The mine workers had made a “prima facie case” that the mining companies had violated their legal rights, the court said. Yet most of them are too poor or too sick to pursue individual lawsuits. Many were migrant workers from Mozambique, Malawi, Lesotho, Swaziland or rural South Africa, and cannot afford the cost of travelling to court.

“The vast majority of them who cannot sue individually would have to live with the fact that the law, with all its promises, affords them no remedy for the pain and suffering endured while battling the growth of fibrotic forests in their ever-depleting lungs,” the court said.

“The only way justice can prevail in the cases of the individual mine workers or their dependents is if they are afforded an opportunity to pursue their claims by having at least significant parts of it determined through a class action.”

Hundreds of thousands of mine workers are believed to have contracted silicosis, yet many died without compensation. Even among a group of 24 plaintiffs in the current case, at least eight have already died. Mine workers accused the mining companies of deliberately delaying their case with legal obstacles – an allegation that is “cause for disquiet,” the court said.

“It was really hurtful that the employers didn’t want this case to go ahead,” Mr. Dwadube said. “But the way the judges intervened gives me great comfort.”

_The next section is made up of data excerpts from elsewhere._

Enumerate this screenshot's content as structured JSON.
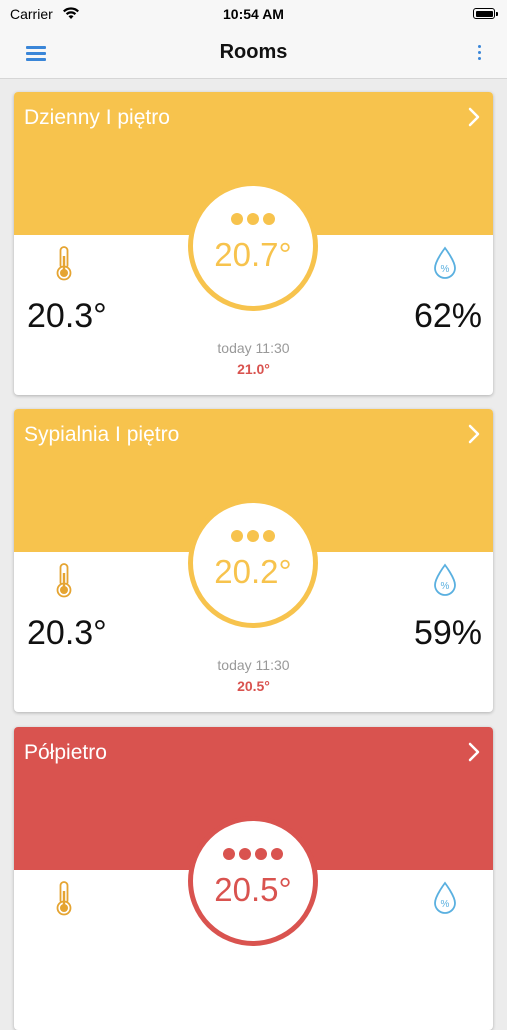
{
  "status_bar": {
    "carrier": "Carrier",
    "time": "10:54 AM"
  },
  "nav": {
    "title": "Rooms",
    "menu_icon": "hamburger-menu-icon",
    "more_icon": "vertical-ellipsis-icon"
  },
  "colors": {
    "yellow": "#f7c34d",
    "red": "#d9534f",
    "blue": "#3a86d8",
    "humidity_blue": "#5ab0e0"
  },
  "rooms": [
    {
      "name": "Dzienny I piętro",
      "header_color": "#f7c34d",
      "dial_color": "#f7c34d",
      "dots": 3,
      "dial_temp": "20.7°",
      "measured_temp": "20.3°",
      "humidity": "62%",
      "updated": "today 11:30",
      "setpoint": "21.0°"
    },
    {
      "name": "Sypialnia I piętro",
      "header_color": "#f7c34d",
      "dial_color": "#f7c34d",
      "dots": 3,
      "dial_temp": "20.2°",
      "measured_temp": "20.3°",
      "humidity": "59%",
      "updated": "today 11:30",
      "setpoint": "20.5°"
    },
    {
      "name": "Półpietro",
      "header_color": "#d9534f",
      "dial_color": "#d9534f",
      "dots": 4,
      "dial_temp": "20.5°"
    }
  ]
}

The mining companies haven’t said whether they will appeal the decision. But the mine workers and their supporters said it was a huge victory.

“It’s an extremely historic day for gold-mine workers, on whose back this country’s wealth was built,” said Charles Abrahams, a lawyer for the mine workers.

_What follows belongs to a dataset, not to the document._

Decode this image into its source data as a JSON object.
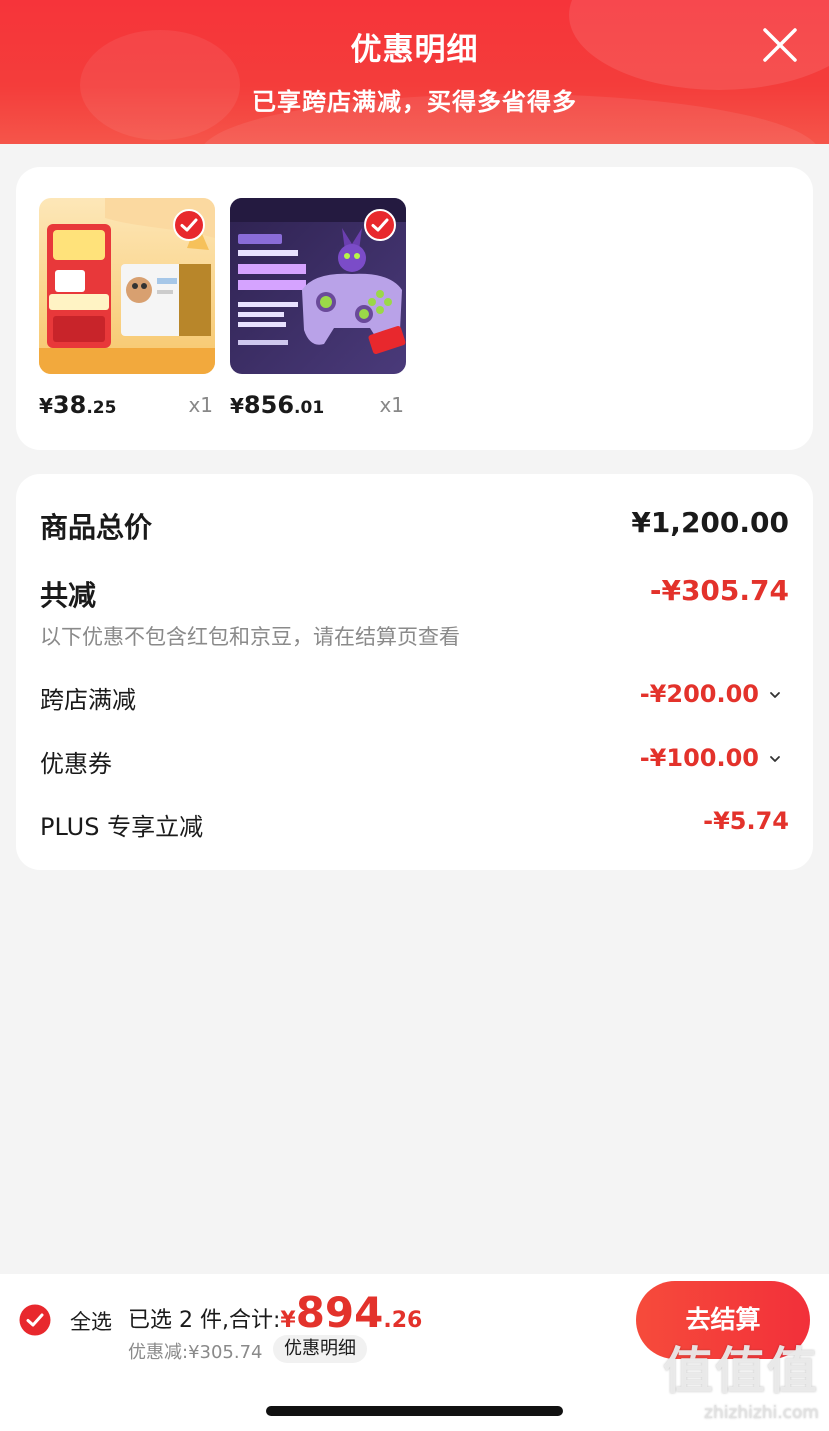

“For generations, gold-mine workers have languished in mines, and their plight was never appreciated. Today a court in this country has recognized that the plight of mine workers finally needs to be brought to the fore.”

The judgment “sends a very important signal to mining companies, and potentially other industries, that the courts are very serious about our constitutional democracy and protecting the rights of the most vulnerable,” Mr. Abrahams said.

“We trust the mining companies will take heed. This could potentially lead to a resolution so that no more mine workers have to die.”

The Treatment Action Campaign, a civil society group that supports the mine workers, said the judgment has “far-reaching implications” because it will make it easier for poor or vulnerable groups to “challenge the powerful” with class-action suits.

“For over 100 years the mining companies have simply allowed their employees to get sick with silicosis and tuberculosis,” said a statement by TAC general secretary Anele Yawa.

“They knew how to protect their workers, but they chose not to do so. This judgment says to those companies that apartheid is over. Under the constitution, you will no longer get away with treating your workers as if they are not human beings.”